The seven-figure project was delivered in partnership with Durham County Council, the Environment Agency and Pell Frischmann. Work to open the culvert and construct the open river channel initially commenced in 2019 and included the construction of brick flood walls, a North and South riverbank and a 20-metre extension to an existing flood wall.

Chester-le-Street has a long history of flooding and was badly affected by a severe storm in June 2012, when more than 100 homes and businesses at the northern end of the town suffered from flooding.

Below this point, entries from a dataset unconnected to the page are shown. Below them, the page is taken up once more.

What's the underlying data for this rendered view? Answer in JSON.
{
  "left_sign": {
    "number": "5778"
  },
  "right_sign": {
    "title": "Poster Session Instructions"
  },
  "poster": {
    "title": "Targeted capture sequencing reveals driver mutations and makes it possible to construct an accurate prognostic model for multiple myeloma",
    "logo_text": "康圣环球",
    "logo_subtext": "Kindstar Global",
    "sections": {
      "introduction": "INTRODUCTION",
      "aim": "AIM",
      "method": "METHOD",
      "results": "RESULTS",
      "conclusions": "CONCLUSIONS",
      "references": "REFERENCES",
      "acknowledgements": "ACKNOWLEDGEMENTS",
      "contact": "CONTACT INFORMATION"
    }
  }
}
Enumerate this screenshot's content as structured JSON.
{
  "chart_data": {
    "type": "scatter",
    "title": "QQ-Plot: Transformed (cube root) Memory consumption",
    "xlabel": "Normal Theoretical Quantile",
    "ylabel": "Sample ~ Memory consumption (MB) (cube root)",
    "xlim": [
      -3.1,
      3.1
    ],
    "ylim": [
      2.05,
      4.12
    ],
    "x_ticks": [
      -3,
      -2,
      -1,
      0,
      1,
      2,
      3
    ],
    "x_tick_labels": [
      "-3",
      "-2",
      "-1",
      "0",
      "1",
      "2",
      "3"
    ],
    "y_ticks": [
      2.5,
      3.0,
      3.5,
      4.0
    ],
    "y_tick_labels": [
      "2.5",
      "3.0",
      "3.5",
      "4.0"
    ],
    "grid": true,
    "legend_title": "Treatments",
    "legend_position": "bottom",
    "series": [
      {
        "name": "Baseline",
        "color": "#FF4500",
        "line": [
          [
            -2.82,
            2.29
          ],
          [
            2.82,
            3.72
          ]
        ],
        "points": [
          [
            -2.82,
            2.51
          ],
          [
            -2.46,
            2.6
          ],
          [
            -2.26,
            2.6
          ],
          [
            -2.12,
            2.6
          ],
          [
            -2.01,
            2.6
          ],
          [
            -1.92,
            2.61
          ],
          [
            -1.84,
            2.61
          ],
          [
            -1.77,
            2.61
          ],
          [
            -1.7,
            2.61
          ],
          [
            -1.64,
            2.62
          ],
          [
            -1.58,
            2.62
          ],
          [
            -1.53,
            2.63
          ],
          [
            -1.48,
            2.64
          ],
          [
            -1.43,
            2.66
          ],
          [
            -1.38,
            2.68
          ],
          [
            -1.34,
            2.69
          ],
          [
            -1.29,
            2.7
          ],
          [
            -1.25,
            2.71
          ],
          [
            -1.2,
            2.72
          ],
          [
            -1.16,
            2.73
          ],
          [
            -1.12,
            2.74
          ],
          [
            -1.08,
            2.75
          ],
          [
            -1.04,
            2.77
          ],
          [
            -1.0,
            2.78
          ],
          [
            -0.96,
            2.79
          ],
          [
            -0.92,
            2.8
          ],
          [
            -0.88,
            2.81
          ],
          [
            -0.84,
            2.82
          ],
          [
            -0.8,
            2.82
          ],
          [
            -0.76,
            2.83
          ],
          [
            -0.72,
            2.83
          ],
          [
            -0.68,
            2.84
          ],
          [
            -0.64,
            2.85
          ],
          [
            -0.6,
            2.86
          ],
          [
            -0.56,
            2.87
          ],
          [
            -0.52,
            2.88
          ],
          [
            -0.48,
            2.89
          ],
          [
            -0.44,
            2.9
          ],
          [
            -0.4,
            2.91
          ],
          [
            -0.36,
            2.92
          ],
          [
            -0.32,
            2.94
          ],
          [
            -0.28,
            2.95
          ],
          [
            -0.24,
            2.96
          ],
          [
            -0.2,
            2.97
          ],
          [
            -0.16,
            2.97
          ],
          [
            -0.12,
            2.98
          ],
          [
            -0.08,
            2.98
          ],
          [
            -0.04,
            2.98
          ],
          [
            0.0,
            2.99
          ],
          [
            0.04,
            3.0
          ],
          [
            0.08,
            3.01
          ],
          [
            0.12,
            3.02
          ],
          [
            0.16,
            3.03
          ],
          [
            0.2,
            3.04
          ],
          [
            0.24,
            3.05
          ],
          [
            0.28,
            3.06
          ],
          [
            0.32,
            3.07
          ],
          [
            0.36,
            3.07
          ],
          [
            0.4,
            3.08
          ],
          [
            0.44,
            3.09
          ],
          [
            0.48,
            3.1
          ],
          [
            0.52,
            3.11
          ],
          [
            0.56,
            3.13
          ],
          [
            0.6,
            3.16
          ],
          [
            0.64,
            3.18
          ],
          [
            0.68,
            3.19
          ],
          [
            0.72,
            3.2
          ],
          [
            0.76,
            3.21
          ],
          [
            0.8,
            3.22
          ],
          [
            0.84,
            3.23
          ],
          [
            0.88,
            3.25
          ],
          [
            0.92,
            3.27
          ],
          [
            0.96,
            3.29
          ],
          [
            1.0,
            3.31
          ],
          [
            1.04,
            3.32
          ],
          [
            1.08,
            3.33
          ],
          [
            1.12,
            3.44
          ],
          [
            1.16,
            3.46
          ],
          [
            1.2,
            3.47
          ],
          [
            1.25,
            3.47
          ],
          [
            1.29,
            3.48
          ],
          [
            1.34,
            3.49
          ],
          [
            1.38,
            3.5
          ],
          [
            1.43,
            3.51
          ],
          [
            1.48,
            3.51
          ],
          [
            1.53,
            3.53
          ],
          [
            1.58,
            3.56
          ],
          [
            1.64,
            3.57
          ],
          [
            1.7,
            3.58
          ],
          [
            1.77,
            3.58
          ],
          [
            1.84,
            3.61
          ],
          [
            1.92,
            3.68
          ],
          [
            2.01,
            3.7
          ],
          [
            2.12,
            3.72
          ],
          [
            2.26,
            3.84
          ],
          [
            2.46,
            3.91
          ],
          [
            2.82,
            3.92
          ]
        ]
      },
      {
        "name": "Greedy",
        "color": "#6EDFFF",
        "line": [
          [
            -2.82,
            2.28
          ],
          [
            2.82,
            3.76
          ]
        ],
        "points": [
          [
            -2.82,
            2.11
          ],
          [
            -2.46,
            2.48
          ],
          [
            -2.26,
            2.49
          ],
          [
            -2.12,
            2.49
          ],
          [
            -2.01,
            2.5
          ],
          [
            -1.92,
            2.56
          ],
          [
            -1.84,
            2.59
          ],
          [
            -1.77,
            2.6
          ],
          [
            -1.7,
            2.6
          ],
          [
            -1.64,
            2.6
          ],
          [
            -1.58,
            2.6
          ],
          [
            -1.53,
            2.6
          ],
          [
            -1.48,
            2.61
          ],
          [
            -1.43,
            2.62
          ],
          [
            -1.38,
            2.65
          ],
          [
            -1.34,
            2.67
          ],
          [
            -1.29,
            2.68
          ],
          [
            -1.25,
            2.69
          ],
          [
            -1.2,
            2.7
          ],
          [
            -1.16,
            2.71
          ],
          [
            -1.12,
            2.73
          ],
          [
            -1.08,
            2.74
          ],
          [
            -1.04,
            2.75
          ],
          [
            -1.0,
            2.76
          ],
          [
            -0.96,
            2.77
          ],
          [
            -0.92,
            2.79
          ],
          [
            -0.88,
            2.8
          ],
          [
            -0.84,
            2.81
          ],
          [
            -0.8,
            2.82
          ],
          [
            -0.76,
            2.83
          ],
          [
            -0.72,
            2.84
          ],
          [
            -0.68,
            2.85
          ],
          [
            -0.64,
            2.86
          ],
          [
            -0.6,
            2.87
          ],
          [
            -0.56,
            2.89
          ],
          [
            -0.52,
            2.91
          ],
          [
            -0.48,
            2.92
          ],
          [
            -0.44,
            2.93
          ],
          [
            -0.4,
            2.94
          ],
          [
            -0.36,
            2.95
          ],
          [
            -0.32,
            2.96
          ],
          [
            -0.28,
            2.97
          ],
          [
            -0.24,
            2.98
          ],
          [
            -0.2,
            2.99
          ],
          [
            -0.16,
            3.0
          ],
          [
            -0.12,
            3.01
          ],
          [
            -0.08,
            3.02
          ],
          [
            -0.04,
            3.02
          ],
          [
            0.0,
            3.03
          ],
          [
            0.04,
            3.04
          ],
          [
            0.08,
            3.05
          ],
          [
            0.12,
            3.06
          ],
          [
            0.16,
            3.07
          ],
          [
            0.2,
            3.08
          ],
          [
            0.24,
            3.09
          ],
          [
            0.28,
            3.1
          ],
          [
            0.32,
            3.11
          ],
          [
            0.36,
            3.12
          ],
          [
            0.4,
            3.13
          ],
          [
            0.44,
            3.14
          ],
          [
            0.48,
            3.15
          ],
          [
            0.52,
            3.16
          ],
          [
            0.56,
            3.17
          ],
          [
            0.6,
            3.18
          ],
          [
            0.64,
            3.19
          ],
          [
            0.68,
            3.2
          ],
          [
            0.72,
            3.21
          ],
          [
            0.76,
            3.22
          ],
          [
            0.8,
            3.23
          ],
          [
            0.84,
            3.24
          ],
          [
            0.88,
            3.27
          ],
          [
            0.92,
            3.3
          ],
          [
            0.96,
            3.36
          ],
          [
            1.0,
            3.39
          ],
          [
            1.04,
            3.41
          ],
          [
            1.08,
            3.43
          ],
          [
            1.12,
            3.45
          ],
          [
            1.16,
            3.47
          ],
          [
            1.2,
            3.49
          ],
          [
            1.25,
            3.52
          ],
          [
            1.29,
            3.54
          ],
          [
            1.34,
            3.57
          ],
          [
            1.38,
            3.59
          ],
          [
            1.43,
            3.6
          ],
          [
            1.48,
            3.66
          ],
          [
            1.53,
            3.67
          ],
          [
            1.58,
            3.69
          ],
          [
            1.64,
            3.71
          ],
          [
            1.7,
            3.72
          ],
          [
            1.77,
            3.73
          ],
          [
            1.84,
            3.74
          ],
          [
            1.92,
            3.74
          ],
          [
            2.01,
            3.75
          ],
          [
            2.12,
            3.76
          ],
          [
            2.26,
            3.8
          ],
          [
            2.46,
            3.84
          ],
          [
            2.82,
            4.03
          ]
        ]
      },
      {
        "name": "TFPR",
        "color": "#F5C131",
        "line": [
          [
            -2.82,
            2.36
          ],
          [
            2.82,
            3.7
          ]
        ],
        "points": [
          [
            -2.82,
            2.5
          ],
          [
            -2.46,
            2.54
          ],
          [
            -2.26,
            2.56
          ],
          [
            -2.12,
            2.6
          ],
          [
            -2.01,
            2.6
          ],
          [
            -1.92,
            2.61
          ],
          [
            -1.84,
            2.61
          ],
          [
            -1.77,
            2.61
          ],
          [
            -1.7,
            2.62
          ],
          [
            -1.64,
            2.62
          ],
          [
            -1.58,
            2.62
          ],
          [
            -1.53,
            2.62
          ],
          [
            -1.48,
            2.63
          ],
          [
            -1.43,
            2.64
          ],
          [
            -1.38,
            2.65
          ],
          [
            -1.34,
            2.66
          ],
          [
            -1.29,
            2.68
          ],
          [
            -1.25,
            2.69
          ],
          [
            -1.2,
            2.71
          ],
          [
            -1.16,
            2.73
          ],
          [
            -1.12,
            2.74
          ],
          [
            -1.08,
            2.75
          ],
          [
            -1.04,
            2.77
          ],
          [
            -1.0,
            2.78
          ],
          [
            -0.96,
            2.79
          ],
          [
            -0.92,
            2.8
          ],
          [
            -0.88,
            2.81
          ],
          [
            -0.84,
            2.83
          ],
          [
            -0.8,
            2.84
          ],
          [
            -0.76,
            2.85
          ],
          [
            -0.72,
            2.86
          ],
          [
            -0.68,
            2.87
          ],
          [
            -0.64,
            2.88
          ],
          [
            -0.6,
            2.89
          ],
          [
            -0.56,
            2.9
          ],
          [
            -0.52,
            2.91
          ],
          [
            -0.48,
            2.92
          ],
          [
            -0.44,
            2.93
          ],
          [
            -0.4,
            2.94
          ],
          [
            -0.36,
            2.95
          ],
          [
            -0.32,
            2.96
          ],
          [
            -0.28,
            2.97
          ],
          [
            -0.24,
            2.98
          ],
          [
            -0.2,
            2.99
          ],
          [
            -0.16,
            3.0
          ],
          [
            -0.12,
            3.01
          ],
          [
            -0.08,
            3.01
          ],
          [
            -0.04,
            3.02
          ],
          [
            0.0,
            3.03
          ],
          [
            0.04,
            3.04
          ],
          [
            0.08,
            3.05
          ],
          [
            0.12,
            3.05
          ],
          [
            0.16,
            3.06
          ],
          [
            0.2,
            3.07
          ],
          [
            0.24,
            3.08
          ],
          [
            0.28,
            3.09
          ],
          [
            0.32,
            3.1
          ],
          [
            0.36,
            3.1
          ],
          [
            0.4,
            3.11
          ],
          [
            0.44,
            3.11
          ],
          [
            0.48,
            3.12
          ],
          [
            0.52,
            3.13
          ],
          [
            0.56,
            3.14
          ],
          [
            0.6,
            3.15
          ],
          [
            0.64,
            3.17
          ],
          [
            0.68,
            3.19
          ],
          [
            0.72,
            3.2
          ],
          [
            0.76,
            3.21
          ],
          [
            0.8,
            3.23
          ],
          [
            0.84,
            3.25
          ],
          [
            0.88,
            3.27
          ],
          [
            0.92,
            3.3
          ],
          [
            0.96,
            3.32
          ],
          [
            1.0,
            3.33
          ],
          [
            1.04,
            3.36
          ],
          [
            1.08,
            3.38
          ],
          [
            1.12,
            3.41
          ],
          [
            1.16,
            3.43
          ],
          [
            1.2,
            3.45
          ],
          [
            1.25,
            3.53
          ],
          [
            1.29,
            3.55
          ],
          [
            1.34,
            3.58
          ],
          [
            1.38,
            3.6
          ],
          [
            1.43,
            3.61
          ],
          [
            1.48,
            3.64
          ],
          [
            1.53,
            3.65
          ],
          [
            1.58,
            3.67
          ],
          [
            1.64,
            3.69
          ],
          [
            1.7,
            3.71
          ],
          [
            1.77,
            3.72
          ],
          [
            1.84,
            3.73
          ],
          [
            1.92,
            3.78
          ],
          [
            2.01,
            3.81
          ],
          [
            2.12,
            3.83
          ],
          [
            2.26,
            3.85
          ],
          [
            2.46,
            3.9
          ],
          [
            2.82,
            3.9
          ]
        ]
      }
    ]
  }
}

“Being recognised by the ICE in the 30th Robert Stephenson Awards is a fantastic achievement for everyone involved. It is important to celebrate the hard work and determination that goes into such projects, particularly throughout a year which presented difficulties that no one ever could have planned for,” said, Stephen Wilkie, Executive Director of Esh Construction.


“While providing vital flood prevention for residents and businesses, the scheme has also allowed the existing market to be re-located closer to the front street in a bid to provide an economic boost to the town. Esh Construction was founded in County Durham, and Chester-le-Street Flood Alleviation Scheme is a project we are very proud to have delivered.”

The re-opening of the watercourse – for the first time in 50 years – has enabled the creation of an enhanced and more welcoming appearance for the busy town centre. A revised market area nearer amenities features new seating and open spaces paved in Yorkstone. Surrounding the area there are bespoke underlit granite benches and planters, allowing a variety of uses for the space outside of market days.

Announcing the project as winner of the Medium Project Category Robert Stephenson Award, the judges said: “This hidden part of the infrastructure of Chester-le-Street has been opened up to provide a ‘park-like’ feel to the town centre, whilst providing well needed flood protection to homes and businesses.


The judges said they were impressed with the project team’s collaborative working to develop and construct the proposals (including significant areas of habitat creation) in a constrained working area. In addition, they noted the “close working relationship with local residents and businesses was key to ensuring that the longer-term benefits to the community will last for future generations.”

A large, combined sewer was removed from the culvert downstream of the Market Place to increase flow capacity and reduce the risk of blockages.

The work has been jointly funded by the council, the Environment Agency and the European Regional Development Fund.